Technological change requires understanding the effects of the effects of your decisions.  Put more succinctly, it requires empathy.  It’s a good thing most developers I’ve known are such empathetic creatures.  SIgh.  Perhaps it’s time we start enforcing empathy more broadly.  The only way I know to do that is oddly a technological solution.  If you want to roll out some new piece of technology (language, platform, database, source control, build tool, deployment model or in the case of where I currently work all of the above), you have to support it from the moment it’s a cute little wonderful baby in your hands all the way up to when it’s a creaky old geezer shitting its pants and mumbling about war bonds.  Put more directly, any time someone has a question or a problem with your choice, you have to answer it.  You don’t get to put them off or say it’s someone else’s job or hire a consultancy to tell you what to do.  If it’s broken at 3 AM, you get the call.  If analytics doesn’t know how to get data out of the database, you get to teach them.  If you fucked up a kubernetes script and deployed 500 instances of your 200 line microservice, you get to explain to the CFO why the AWS bill is the same amount as he’s paying to send his daughter to Yale.  Suddenly, that boring technology that you totally understand sounds fantastic because you’d like to go back to sleeping or drinking Dewars straight from the bottle or whatever.

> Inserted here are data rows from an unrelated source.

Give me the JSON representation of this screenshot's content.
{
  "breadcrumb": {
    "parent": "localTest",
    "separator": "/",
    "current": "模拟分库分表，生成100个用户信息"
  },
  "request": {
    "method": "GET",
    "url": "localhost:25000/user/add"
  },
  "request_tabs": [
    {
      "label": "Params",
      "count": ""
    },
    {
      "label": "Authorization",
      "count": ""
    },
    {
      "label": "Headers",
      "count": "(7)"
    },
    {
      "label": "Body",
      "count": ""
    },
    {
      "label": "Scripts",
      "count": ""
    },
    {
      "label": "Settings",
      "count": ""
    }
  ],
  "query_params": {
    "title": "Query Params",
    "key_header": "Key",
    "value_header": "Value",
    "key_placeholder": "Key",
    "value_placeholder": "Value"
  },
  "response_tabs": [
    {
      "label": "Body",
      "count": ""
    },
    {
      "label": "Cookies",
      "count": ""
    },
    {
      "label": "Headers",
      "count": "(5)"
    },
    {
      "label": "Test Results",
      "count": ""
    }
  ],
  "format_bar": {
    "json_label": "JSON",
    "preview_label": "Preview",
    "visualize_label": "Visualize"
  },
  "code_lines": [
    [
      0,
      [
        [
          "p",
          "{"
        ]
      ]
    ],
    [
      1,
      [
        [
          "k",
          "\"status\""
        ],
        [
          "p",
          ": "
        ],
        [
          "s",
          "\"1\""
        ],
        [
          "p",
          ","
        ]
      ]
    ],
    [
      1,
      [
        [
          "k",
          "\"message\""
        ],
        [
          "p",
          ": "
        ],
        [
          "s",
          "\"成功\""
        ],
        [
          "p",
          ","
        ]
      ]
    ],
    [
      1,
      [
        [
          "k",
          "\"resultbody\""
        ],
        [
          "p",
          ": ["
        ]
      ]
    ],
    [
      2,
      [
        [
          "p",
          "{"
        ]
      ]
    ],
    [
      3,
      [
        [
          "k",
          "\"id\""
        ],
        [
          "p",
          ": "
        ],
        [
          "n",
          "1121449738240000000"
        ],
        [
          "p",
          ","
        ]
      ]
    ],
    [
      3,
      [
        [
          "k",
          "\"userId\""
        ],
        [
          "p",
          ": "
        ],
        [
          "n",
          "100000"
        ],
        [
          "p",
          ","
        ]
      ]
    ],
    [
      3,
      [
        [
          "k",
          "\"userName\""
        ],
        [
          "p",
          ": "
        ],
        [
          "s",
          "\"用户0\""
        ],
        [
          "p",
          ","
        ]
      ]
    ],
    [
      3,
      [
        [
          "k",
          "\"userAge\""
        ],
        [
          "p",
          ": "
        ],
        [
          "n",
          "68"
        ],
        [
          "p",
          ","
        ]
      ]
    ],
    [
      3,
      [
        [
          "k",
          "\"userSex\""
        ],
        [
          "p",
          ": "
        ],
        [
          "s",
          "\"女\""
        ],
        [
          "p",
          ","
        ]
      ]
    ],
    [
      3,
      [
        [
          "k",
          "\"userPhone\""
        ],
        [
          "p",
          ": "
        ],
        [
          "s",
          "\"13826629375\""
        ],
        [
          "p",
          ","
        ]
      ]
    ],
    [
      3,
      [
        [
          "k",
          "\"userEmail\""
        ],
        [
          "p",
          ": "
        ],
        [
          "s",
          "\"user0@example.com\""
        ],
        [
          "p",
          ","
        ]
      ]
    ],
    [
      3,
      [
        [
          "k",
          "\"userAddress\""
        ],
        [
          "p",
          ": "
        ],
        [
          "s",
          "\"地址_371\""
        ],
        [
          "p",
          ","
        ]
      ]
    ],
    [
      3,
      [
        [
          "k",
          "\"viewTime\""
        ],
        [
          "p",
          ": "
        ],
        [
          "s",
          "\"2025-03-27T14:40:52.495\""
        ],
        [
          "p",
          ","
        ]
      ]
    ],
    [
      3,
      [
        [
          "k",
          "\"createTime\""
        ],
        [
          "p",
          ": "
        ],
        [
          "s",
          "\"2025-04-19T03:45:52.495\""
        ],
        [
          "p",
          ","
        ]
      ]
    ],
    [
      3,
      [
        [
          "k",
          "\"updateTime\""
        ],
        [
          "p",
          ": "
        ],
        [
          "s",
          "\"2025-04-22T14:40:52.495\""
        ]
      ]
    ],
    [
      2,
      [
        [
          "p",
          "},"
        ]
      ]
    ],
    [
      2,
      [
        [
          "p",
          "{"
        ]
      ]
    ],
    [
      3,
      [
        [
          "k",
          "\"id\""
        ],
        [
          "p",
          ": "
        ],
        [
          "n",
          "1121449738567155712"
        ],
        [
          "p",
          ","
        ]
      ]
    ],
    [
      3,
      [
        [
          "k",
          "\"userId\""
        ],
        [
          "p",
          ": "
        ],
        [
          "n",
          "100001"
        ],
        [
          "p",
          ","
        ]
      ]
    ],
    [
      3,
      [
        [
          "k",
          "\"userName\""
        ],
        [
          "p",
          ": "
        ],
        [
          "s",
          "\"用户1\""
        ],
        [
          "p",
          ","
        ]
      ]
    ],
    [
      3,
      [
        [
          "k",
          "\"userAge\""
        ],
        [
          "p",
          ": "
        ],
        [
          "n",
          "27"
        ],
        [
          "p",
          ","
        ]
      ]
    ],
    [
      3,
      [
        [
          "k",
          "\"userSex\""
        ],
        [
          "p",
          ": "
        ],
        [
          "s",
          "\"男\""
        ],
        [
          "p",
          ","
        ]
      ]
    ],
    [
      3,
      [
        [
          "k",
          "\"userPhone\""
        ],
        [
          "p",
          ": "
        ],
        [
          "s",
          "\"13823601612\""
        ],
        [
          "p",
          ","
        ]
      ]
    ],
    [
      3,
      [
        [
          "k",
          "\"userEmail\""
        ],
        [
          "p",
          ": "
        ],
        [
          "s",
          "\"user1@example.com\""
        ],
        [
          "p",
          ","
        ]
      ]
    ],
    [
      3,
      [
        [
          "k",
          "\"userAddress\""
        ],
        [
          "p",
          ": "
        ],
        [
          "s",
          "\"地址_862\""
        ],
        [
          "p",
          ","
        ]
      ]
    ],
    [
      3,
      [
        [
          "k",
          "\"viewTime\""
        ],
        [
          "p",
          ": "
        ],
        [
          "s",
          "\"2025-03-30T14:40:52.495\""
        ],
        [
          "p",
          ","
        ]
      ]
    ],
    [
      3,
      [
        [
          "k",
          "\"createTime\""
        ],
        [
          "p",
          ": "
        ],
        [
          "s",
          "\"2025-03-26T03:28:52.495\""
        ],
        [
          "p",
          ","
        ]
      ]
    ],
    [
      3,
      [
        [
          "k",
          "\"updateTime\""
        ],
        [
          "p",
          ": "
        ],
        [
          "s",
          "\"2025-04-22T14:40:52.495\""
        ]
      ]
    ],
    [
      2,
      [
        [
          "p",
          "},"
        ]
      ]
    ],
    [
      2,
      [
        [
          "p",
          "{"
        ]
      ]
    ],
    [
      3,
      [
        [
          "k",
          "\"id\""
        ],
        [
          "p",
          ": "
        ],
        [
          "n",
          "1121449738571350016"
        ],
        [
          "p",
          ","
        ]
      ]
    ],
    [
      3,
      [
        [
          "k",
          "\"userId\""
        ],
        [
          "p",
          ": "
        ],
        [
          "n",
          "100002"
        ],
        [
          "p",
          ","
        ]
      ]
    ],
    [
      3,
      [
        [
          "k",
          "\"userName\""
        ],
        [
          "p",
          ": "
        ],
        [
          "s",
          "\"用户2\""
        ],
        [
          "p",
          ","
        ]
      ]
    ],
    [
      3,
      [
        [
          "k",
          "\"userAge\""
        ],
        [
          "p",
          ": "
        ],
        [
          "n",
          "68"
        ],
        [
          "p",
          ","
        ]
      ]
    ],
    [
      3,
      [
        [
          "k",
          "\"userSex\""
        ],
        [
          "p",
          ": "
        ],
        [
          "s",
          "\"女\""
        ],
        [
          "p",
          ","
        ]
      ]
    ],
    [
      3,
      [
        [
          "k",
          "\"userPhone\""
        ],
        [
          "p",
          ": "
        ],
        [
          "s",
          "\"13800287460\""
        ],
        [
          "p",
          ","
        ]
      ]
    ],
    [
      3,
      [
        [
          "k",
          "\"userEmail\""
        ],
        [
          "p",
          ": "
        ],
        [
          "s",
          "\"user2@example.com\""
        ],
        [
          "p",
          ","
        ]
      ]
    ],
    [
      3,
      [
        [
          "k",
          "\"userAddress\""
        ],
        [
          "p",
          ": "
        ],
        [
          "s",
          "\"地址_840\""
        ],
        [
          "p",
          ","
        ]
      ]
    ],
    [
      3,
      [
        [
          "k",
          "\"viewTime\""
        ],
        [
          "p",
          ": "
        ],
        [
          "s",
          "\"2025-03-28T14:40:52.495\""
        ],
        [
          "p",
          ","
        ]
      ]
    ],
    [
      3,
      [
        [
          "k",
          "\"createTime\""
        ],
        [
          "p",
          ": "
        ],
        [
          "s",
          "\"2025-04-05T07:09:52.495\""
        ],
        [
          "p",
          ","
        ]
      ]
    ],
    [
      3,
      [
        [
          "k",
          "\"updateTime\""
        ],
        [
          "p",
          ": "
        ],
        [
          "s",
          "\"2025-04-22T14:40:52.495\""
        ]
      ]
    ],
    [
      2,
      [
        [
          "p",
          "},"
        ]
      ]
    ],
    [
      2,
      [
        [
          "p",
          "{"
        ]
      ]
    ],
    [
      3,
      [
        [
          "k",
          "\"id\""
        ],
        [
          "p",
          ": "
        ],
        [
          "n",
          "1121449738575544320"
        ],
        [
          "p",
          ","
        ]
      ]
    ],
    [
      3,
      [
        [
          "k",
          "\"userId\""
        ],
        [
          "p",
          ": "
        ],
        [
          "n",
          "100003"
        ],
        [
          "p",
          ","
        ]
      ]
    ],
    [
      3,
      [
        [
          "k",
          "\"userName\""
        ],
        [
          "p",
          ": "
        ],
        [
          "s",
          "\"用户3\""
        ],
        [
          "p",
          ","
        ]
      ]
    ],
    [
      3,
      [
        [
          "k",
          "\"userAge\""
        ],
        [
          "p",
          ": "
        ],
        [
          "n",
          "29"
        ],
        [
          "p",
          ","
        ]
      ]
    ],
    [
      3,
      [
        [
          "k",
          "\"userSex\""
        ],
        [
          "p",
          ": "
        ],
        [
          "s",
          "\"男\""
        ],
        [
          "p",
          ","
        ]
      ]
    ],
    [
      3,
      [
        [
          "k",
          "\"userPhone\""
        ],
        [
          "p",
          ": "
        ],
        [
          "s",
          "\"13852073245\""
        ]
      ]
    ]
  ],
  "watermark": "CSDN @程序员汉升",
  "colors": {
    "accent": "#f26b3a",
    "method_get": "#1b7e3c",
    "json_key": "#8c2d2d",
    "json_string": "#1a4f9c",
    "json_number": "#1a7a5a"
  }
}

We cannot keep existing as an industry by pushing the pain we create off onto other people.  On the flip side, those people we have been pushing pain to need to make it easier for us to run small experiments and not say no to everything just because “it’s production”.  There has to be a discussion.  That’s where things seem to completely fall apart because frankly, almost no developer or operations person I’ve known has, when faced with a technological question, said “I know, I’ll go talk to this other team I don’t really ever interface with and see what they think of the idea.”

Software is just as much cultural as it is technological.  Nothing exists in a vacuum.  The earlier we understand that and the more dedicated to the impact and effects of that understanding, the happier we’ll be as teams of people trying to deliver value to the business.   Because in the end, as Dan puts it, the actual job we’re doing is keeping the business in business.  All decisions about tooling have to be made in that framework.  Any tool that doesn’t serve that job and end is most decidedly NOT the right tool for the job.